I'm sure most, if not all, people know the story, but for those that don't, the plot summary on the back of this 2006 edition, which I gratefully received as a Xmas present from my sister-in-law, reads as follows:
"Shoot all the Bluejays you want, if you can hit 'em, but
remember it's a sin to kill a mockingbird. A lawyer's advice
to his children as he defends the real mockingbird of this
enchanting classic - a black man charged with the rape
of a white girl. Through the young eyes of Scout and Jem
Finch, Harper Lee explores with exuberant humour the
irrationality of adult attitudes to race and class in the
Deep South of the thirties. The conscience of a town steeped
in prejudice, violence and hypocrisy is pricked by the stamina
of one man's struggle for justice. But the weight of history
will tolerate so much..."
The barest of outlines, but it covers so much. The story is the growing up of young Scout Finch, a young girl just starting out on her life, living with her brother Jem, her lawyer father, Atticus and their housekeeper Calpurnia. Of course other people intersect her life experiences; the secretive Radley family, their friend Dill who visits his auntie each summer and others. Atticus, a respected lawyer in town, although considered somewhat boring by his children, is asked by the local black community leaders to defend a young black man, Tom Robinson, who has been accused by a white family, the Ewell's, of raping their daughter, Mayalla. This court case, with all its ramifications for the time period and area where it takes place, the deep South, forms a backdrop for all of the events that ultimately take place.
Scout and Jem find out much about their father, a gentle hero, in so many eyes. They discover much about the Radley's and also about the poor white and black people from the surrounding area. It's a fascinating, far-reaching story, sometimes so simple as Scout inviting Walter Cunningham Jr to their house for lunch and the ultimate ramifications of that action on future events; to the ultimate meeting with Mr Arthur 'Boo' Radley after a Thanksgiving school event. So many small incidents dovetailed together to make a larger more profound story.
I can't say enough about this book. I've read many times and come away each time, amazed by the story, by the courageousness of Atticus, by the lovely people and the awful people that make up the community. I think as I grow older, I feel and see different things; but it is a great story every single time. I wonder if the world has moved on and learned from this novel and the others like it that express so many profound lessons that should be learned.
As I close, I would like to mention the excellent movie that was created from this story.
Released in 1962, two years after the book came out, it starred Gregory Peck as Atticus Finch, in what I feel is his best role. He portrays Atticus with grace and class and is the quiet hero of the movie.

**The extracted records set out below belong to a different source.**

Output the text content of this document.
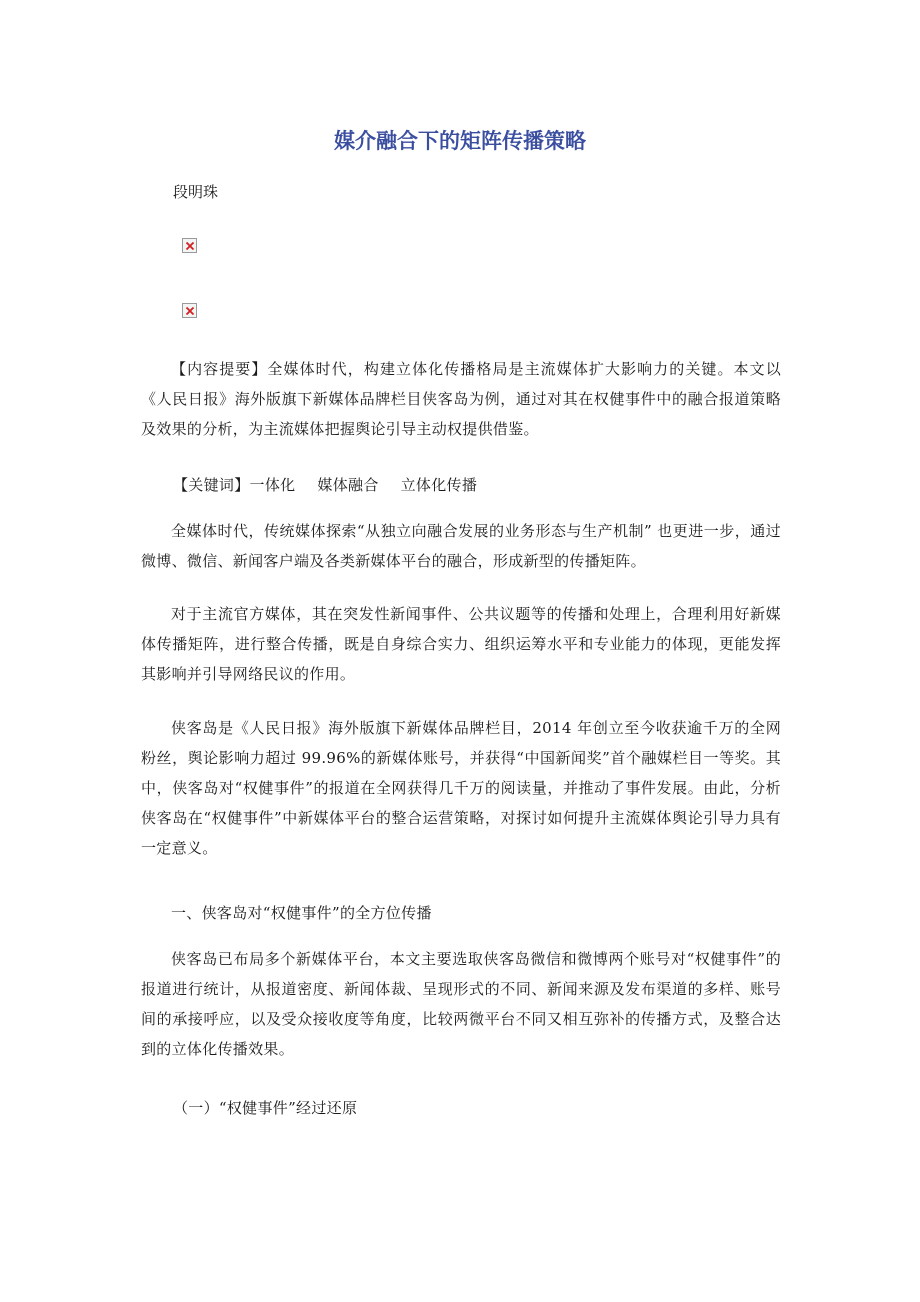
媒介融合下的矩阵传播策略
段明珠

【内容提要】全媒体时代，构建立体化传播格局是主流媒体扩大影响力的关键。本文以《人民日报》海外版旗下新媒体品牌栏目侠客岛为例，通过对其在权健事件中的融合报道策略及效果的分析，为主流媒体把握舆论引导主动权提供借鉴。

【关键词】一体化 媒体融合 立体化传播

全媒体时代，传统媒体探索“从独立向融合发展的业务形态与生产机制” 也更进一步，通过微博、微信、新闻客户端及各类新媒体平台的融合，形成新型的传播矩阵。

对于主流官方媒体，其在突发性新闻事件、公共议题等的传播和处理上，合理利用好新媒体传播矩阵，进行整合传播，既是自身综合实力、组织运筹水平和专业能力的体现，更能发挥其影响并引导网络民议的作用。

侠客岛是《人民日报》海外版旗下新媒体品牌栏目，2014 年创立至今收获逾千万的全网粉丝，舆论影响力超过 99.96%的新媒体账号，并获得“中国新闻奖”首个融媒栏目一等奖。其中，侠客岛对“权健事件”的报道在全网获得几千万的阅读量，并推动了事件发展。由此，分析侠客岛在“权健事件”中新媒体平台的整合运营策略，对探讨如何提升主流媒体舆论引导力具有一定意义。

一、侠客岛对“权健事件”的全方位传播

侠客岛已布局多个新媒体平台，本文主要选取侠客岛微信和微博两个账号对“权健事件”的报道进行统计，从报道密度、新闻体裁、呈现形式的不同、新闻来源及发布渠道的多样、账号间的承接呼应，以及受众接收度等角度，比较两微平台不同又相互弥补的传播方式，及整合达到的立体化传播效果。

（一）“权健事件”经过还原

Mary Badham as Scout was wonderful. She did very little else and this was her first movie, but she was so perfect in the role. I loved her. Phillip Alford, as Jem, was also in his first movie, but, like Mary, was perfect as Jem. There were so many great small roles that were wonderfully acted; Brock Peters as Tom Robinson, Estelle Evans as Calpurnia, Rosemary Murphy as Maudie Atkkinson and Robert Duvall, in one of his earliest roles, portraying Boo Radley so excellently.
The movie was so respectful of the tone and ideas in the book. It was so delicately portrayed; the court case was tense and emotional, the small events wonderfully pictured and the feelings of the South excellently dealt with.
This was as fantastic a movie as the book was a great novel. You need to read the book! You need to watch this film! Classics both and deserving of every award they received!